La chute de l’URSS fut une tragédie pour l’humanité, mais pas la fin de l’histoire.

, par  Danielle Bleitrach , popularité : 0%

C’est dans le fond la conclusion de ma méditation de cette fin d’année 2025 à laquelletous les articles d’aujourd’hui renvoient : ne jamais accepter la défaite c’est ce qu’a simplement fait partager Fidel au peuple cubain, capable de l’entendre et de concrétiser ce qui sans lui ne serait qu’un vœux pieux. Le drapeau rouge est tombé non pas parce qu’il était obsolète, mais parce qu’il a été abandonné avant d’avoir pu être pleinement défendu, la vraie trahison consiste dans cette absence de rencontre entre des révolutionnaires et leur peuple, leur classe ouvrière, leur jeunesse . Mais ce drapeau non défendu est aussi resté dans le coeur et l’intelligence de ceux qui n’ont jamais été totalement abandonnés, sacrifiés aux médiocres ambitions, c’est précisément pourquoi sa signification perdure. La résistance qui aujourd’hui redevient « offensive » est le vrai bonheur, celui de l’authenticité qui permet de voir l’espoir d’aujourd’hui, qui n’est plus celui de hier. Tout le reste n’est que vanité et avidité jamais comblée. Et nous sommes de plus en plus nombreux à le percevoir. (note et traduction de Danielle Bleitrach histoireetsociete)

Par Nikos Mottas

Le 26 décembre 1991, lorsque le drapeau rouge fut abaissé du Kremlin pour la dernière fois, le monde n’assista pas seulement à la dissolution d’un État. Il fut témoin de la victoire de la contre-révolution – le triomphe temporaire du capitalisme sur la tentative historique la plus aboutie d’abolir l’exploitation et la domination de classe. La chute de l’ Union des républiques socialistes soviétiques ne marqua pas la fin d’une expérience « ratée », comme l’affirme l’idéologie bourgeoise. Elle fut l’une des plus grandes tragédies de l’histoire de l’humanité, précisément parce qu’elle interrompit un processus qui avait transformé la vie de centaines de millions de personnes et remodelé l’équilibre mondial des forces de classe.

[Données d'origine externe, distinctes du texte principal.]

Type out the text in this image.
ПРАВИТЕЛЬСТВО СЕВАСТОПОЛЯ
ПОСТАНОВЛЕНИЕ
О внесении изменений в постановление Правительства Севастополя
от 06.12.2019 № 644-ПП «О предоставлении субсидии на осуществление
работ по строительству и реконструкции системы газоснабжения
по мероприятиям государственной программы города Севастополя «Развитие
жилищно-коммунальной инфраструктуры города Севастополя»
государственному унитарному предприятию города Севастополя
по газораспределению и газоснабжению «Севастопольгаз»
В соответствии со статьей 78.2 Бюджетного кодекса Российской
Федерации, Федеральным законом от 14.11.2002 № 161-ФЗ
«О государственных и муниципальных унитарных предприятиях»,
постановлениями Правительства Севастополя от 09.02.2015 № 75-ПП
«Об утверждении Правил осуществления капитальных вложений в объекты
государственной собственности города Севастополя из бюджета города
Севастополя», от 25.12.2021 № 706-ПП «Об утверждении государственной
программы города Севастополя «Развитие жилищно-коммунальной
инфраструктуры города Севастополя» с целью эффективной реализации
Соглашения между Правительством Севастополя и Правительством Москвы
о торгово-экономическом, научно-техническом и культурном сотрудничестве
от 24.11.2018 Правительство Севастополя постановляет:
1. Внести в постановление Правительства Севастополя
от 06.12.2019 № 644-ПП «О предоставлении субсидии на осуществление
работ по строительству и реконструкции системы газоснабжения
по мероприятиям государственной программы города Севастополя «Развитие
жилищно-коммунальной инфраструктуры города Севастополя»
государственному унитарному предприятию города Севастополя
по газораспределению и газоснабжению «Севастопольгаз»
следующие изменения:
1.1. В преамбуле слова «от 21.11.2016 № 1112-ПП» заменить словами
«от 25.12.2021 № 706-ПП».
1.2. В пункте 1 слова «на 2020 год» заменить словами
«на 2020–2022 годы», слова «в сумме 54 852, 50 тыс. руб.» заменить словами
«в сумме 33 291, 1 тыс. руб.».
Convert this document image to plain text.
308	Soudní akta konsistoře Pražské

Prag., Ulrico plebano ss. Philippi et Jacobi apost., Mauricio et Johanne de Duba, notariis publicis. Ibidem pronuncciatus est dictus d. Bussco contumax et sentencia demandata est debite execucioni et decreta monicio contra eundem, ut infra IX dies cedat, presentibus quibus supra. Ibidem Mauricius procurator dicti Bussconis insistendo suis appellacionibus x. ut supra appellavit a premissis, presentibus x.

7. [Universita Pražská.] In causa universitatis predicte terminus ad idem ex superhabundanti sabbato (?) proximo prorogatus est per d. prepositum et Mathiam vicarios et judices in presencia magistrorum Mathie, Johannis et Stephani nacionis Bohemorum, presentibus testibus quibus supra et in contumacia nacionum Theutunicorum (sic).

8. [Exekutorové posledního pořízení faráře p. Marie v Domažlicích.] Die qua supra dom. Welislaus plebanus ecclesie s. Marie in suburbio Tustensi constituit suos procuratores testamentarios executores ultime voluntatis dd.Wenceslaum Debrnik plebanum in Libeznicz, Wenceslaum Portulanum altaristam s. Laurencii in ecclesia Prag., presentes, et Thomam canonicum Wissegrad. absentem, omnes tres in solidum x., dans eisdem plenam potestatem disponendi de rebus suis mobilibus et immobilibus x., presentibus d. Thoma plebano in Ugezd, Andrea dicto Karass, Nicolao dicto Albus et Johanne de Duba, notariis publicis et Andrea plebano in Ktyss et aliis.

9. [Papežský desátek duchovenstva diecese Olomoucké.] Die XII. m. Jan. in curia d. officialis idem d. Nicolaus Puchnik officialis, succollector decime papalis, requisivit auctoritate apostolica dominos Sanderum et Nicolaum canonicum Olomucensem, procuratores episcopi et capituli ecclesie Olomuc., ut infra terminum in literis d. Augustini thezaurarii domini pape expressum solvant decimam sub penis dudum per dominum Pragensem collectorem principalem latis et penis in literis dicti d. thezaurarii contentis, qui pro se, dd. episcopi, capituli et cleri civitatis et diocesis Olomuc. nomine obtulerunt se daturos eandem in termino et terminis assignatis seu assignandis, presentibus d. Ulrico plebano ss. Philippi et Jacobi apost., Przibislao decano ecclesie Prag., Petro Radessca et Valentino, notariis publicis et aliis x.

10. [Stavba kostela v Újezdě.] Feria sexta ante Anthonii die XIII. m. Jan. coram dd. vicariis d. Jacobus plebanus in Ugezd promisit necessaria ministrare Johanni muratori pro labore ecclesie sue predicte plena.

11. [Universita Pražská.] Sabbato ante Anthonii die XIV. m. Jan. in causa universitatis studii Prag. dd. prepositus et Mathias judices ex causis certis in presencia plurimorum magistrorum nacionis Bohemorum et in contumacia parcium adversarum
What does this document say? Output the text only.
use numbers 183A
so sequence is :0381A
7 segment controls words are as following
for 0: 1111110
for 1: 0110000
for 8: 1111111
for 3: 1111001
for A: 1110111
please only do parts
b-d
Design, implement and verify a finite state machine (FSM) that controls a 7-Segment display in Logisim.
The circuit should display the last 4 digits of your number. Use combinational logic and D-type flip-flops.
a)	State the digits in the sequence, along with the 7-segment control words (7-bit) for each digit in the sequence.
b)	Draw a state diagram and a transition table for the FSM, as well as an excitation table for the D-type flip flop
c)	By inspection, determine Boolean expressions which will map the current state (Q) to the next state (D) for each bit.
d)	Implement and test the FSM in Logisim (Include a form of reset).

Pendant la majeure partie du XXe siècle, l’URSS a été la preuve vivante que le capitalisme n’était ni éternel ni inévitable. Elle a aboli le chômage, garanti l’éducation et les soins de santé pour tous, éradiqué l’analphabétisme, industrialisé de vastes régions en un temps record, vaincu le fascisme au prix de pertes humaines effroyables et inspiré des mouvements révolutionnaires sur tous les continents. Son existence même a limité l’impérialisme, renforcé les luttes ouvrières à travers le monde et donné une réalité concrète à l’idée qu’un autre système social était possible.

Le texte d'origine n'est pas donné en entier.